Her work as a magazine illustrator led to a job at a boutique, where she began creating her own designs, although she had never attended fashion school. That brought her to the attention of India’s movie industry.
“Top stars started approaching me on their own and recommending me to filmmakers,” she told The Indian Express in an interview published last year. In a separate interview, she summed up her career: “I never had to go knocking on doors.”
She made her film-industry debut in Raj Khosla’s “C.I.D.” (1956), a black-and-white murder drama (with musical numbers, of course), about halfway through the golden age of Bollywood. She went on to design costumes for more than 100 movies over almost six decades.
They included some of the best of Hindi film, like Guru Dutt’s “Pyaasa” (1957), about a struggling poet and the prostitute who believes in him; Vijay Anand’s “Guide” (1965), about an unhappily married woman and a spiritually seeking former tour guide; Ashutosh Gowariker’s “Lagaan: Once Upon a Time in India” (2001), which combined cricket uniforms, military uniforms and women’s fashions of late Victorian England; and the same director’s “Swades” (2004), about a modern-day scientist returning to his childhood village.
She considered herself a director’s designer. She was disdainful of stars who tried to dictate costume decisions and of designers who put their own fame above a film’s quality.
Athaiya won particular praise for her designs for the actress Sridevi, angelically dressed in white in Yash Chopra’s “Chandni” (1989); Zeenat Aman as a physically and psychically scarred wife in “Satyam Shivam Sundaram” (1978); Vyjayanthimala in the fantasy “Amrapali” (1966); Mumtaz, doing the twist in fancy-party scenes in “Brahmachari” (1968); and Waheeda Rehman, one of the designer’s favorite actresses, in “Guide.”
She said she loved her movie career because it allowed her to create designs for both period pictures and contemporary stories.
“And it has got a timeless life,” she told Eastern Eye, “whereas fashion will come and go.”

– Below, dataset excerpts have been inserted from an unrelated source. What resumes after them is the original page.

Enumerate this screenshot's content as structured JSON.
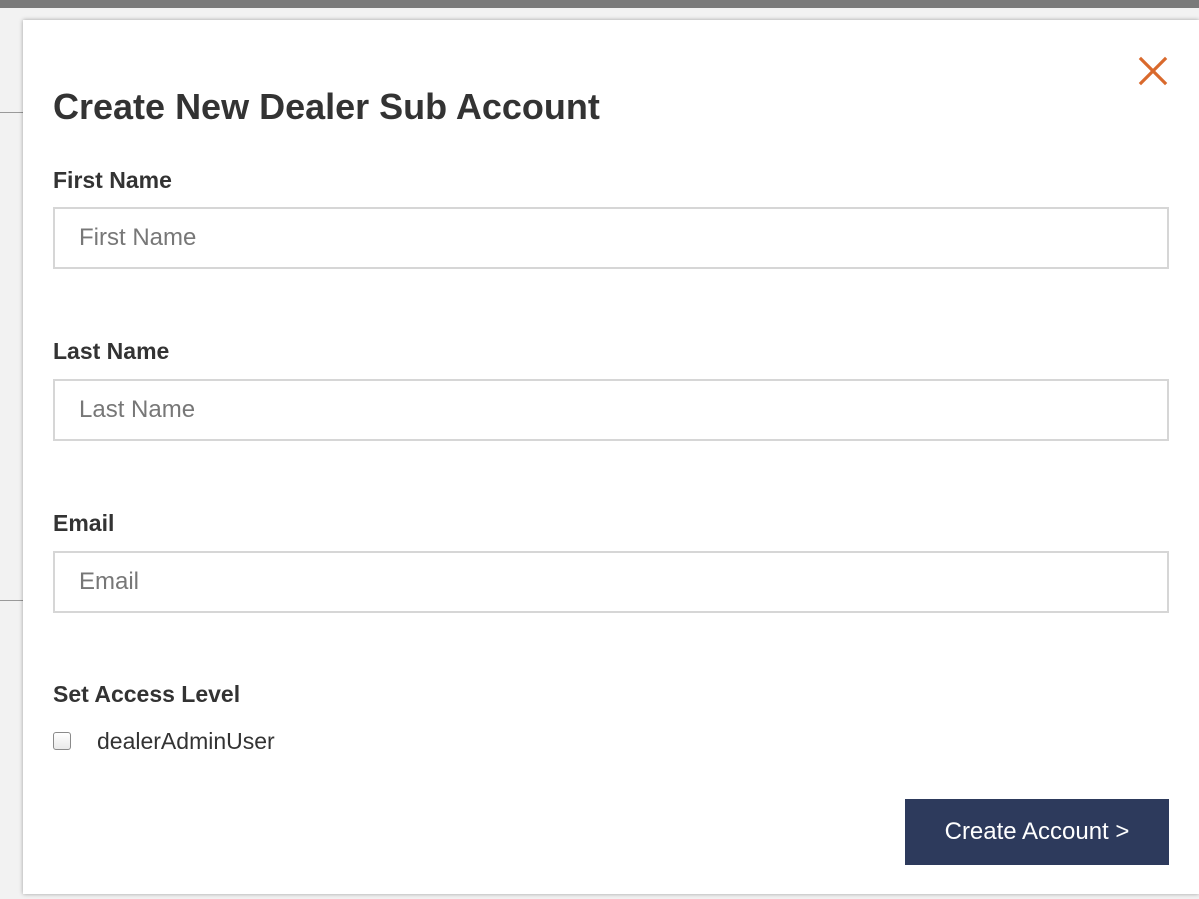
{
  "modal": {
    "title": "Create New Dealer Sub Account",
    "close_icon": "close-icon",
    "accent_color": "#d9692c",
    "fields": [
      {
        "label": "First Name",
        "placeholder": "First Name",
        "value": ""
      },
      {
        "label": "Last Name",
        "placeholder": "Last Name",
        "value": ""
      },
      {
        "label": "Email",
        "placeholder": "Email",
        "value": ""
      }
    ],
    "access": {
      "label": "Set Access Level",
      "options": [
        {
          "label": "dealerAdminUser",
          "checked": false
        }
      ]
    },
    "submit_label": "Create Account >",
    "submit_color": "#2d3a5c"
  }
}
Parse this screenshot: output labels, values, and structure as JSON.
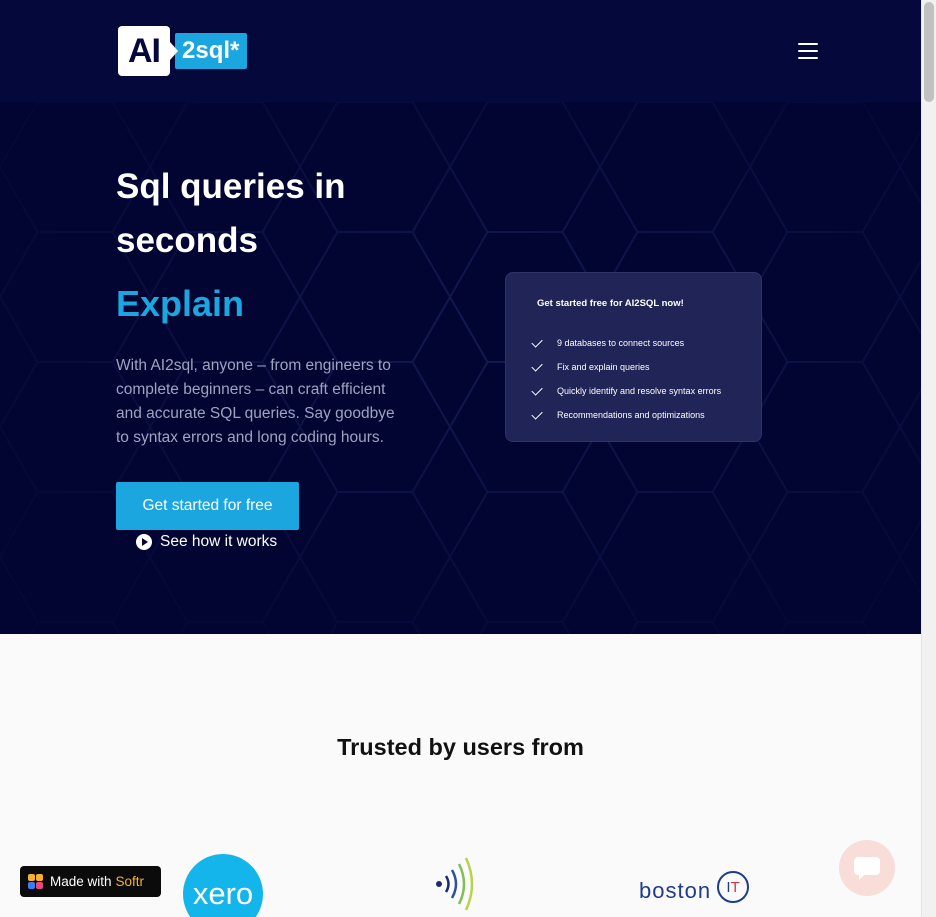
{
  "nav": {
    "logo_left": "AI",
    "logo_right": "2sql*",
    "menu_icon": "hamburger-icon"
  },
  "hero": {
    "title": "Sql queries in seconds",
    "accent": "Explain",
    "description": "With AI2sql, anyone – from engineers to complete beginners – can craft efficient and accurate SQL queries. Say goodbye to syntax errors and long coding hours.",
    "cta_label": "Get started for free",
    "how_label": "See how it works",
    "how_icon": "play-icon",
    "colors": {
      "background": "#020532",
      "accent": "#1ba6e0",
      "nav": "#05083b"
    }
  },
  "card": {
    "title": "Get started free for AI2SQL now!",
    "items": [
      "9 databases to connect sources",
      "Fix and explain queries",
      "Quickly identify and resolve syntax errors",
      "Recommendations and optimizations"
    ],
    "item_icon": "check-icon"
  },
  "trusted": {
    "title": "Trusted by users from",
    "logos": [
      "xero",
      "boston",
      "I",
      "T"
    ]
  },
  "softr": {
    "prefix": "Made with",
    "brand": "Softr"
  },
  "chat": {
    "icon": "chat-icon"
  }
}
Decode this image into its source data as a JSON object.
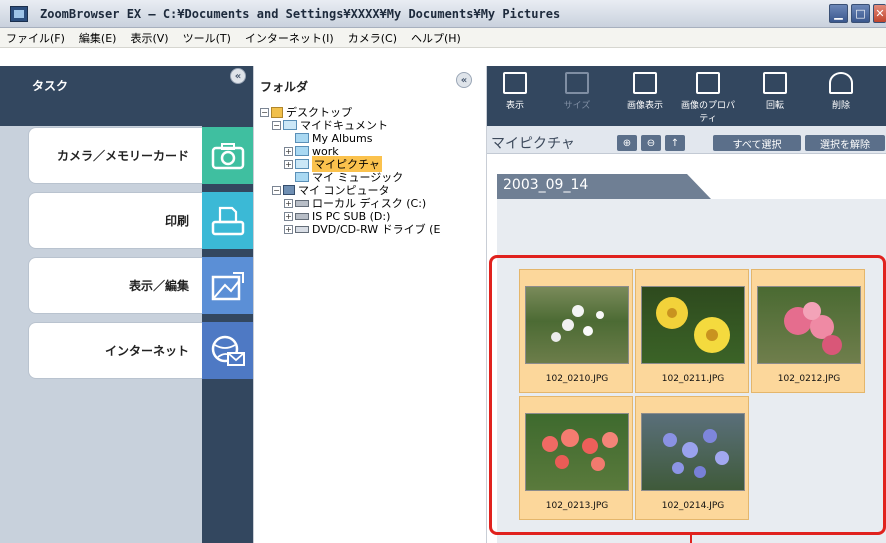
{
  "window": {
    "title": "ZoomBrowser EX  –  C:¥Documents and Settings¥XXXX¥My Documents¥My Pictures",
    "icon": "app-icon"
  },
  "menu": [
    "ファイル(F)",
    "編集(E)",
    "表示(V)",
    "ツール(T)",
    "インターネット(I)",
    "カメラ(C)",
    "ヘルプ(H)"
  ],
  "task_panel": {
    "title": "タスク",
    "items": [
      {
        "label": "カメラ／メモリーカード",
        "icon": "camera-icon",
        "color": "#3fbfa0"
      },
      {
        "label": "印刷",
        "icon": "printer-icon",
        "color": "#3bb9d6"
      },
      {
        "label": "表示／編集",
        "icon": "edit-icon",
        "color": "#5b8fd6"
      },
      {
        "label": "インターネット",
        "icon": "globe-mail-icon",
        "color": "#4e79c4"
      }
    ]
  },
  "folder_panel": {
    "title": "フォルダ",
    "tree": [
      {
        "label": "デスクトップ",
        "expander": "−"
      },
      {
        "label": "マイドキュメント",
        "expander": "−"
      },
      {
        "label": "My Albums",
        "expander": ""
      },
      {
        "label": "work",
        "expander": "+"
      },
      {
        "label": "マイピクチャ",
        "expander": "+",
        "selected": true
      },
      {
        "label": "マイ ミュージック",
        "expander": ""
      },
      {
        "label": "マイ コンピュータ",
        "expander": "−"
      },
      {
        "label": "ローカル ディスク (C:)",
        "expander": "+"
      },
      {
        "label": "IS PC SUB (D:)",
        "expander": "+"
      },
      {
        "label": "DVD/CD-RW ドライブ (E",
        "expander": "+"
      }
    ]
  },
  "viewer": {
    "toolbar": [
      {
        "label": "表示",
        "disabled": false
      },
      {
        "label": "サイズ",
        "disabled": true
      },
      {
        "label": "画像表示",
        "disabled": false
      },
      {
        "label": "画像のプロパティ",
        "disabled": false
      },
      {
        "label": "回転",
        "disabled": false
      },
      {
        "label": "削除",
        "disabled": false
      }
    ],
    "path": "マイピクチャ",
    "select_all": "すべて選択",
    "deselect": "選択を解除",
    "group_date": "2003_09_14",
    "thumbnails": [
      {
        "file": "102_0210.JPG"
      },
      {
        "file": "102_0211.JPG"
      },
      {
        "file": "102_0212.JPG"
      },
      {
        "file": "102_0213.JPG"
      },
      {
        "file": "102_0214.JPG"
      }
    ]
  },
  "colors": {
    "highlight": "#e0221e",
    "thumb_bg": "#fcd79b",
    "panel_dark": "#33475f"
  }
}
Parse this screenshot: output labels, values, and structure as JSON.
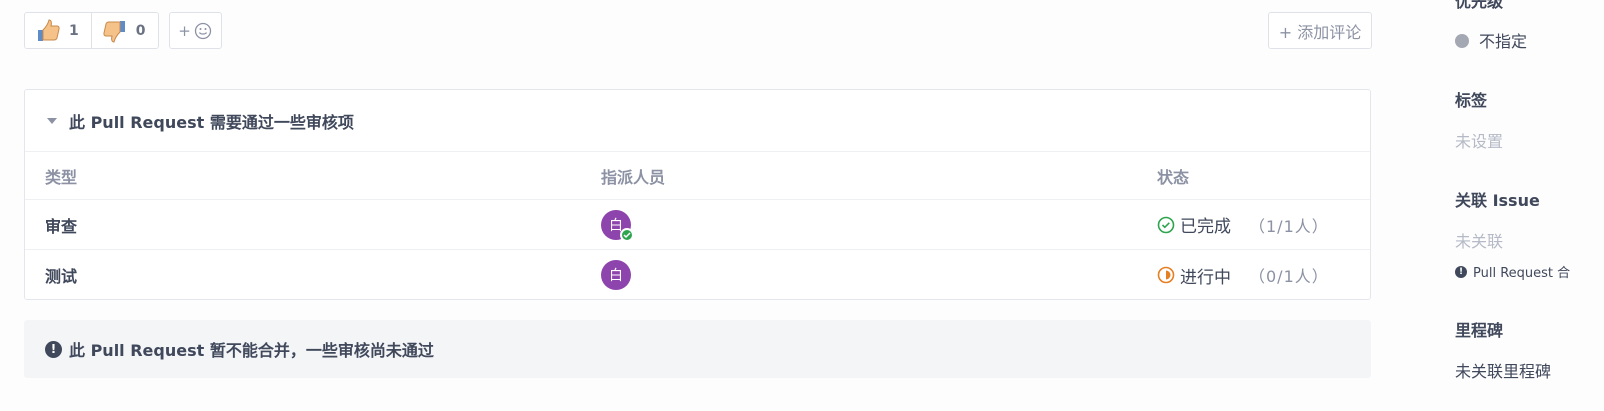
{
  "reactions": {
    "thumbs_up": {
      "icon": "thumbs-up-icon",
      "count": "1"
    },
    "thumbs_down": {
      "icon": "thumbs-down-icon",
      "count": "0"
    },
    "add_label": "+"
  },
  "add_comment_label": "+ 添加评论",
  "review": {
    "title": "此 Pull Request 需要通过一些审核项",
    "columns": {
      "type": "类型",
      "assignee": "指派人员",
      "status": "状态"
    },
    "rows": [
      {
        "type": "审查",
        "avatar": "白",
        "status": "已完成",
        "count": "（1/1人）",
        "state": "done"
      },
      {
        "type": "测试",
        "avatar": "白",
        "status": "进行中",
        "count": "（0/1人）",
        "state": "in-progress"
      }
    ]
  },
  "merge_notice": "此 Pull Request 暂不能合并，一些审核尚未通过",
  "sidebar": {
    "priority_title": "优先级",
    "priority_value": "不指定",
    "labels_title": "标签",
    "labels_value": "未设置",
    "issue_title": "关联 Issue",
    "issue_value": "未关联",
    "issue_note": "Pull Request 合",
    "milestone_title": "里程碑",
    "milestone_value": "未关联里程碑"
  },
  "colors": {
    "avatar": "#8e44ad",
    "done": "#2ea44f",
    "in_progress": "#e67e22"
  }
}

She married Satyendra Athaiya, a lyricist and poet, in the 1950s. (She changed her billing from Bhanumati to Mrs. Bhanu Athaiya in 1959.) According to The Times of India, he died in 2004.
India can now claim eight Academy Awards, including two for the 2008 film “Slumdog Millionaire” (score and sound mixing), an honorary Oscar in 1992 for the director Satyajit Ray and several technical awards.
In 2012, after she learned she had a brain tumor, Athaiya returned her Oscar statuette to the Academy of Motion Picture Arts and Sciences in Los Angeles for safekeeping after her death.
She died on Oct. 15, 2020, in Mumbai. She was 91.
Her last film was “Nagrik” (2015), a mystery about casually dressed criminals. She was the author of “The Art of Costume Design” (2010).
The Oscar was not Athaiya’s only major prize. She won India’s National Award for Costume Design twice, for “Lekin…” (1991) and for “Lagaan” a decade later, and the Filmfare Lifetime Achievement Award in 2009.
Working in film, Athaiya said in an interview with The Indian Express, “became a way to express myself and let my imagination soar.”
“It was so fulfilling that I did not feel the need to do anything else.”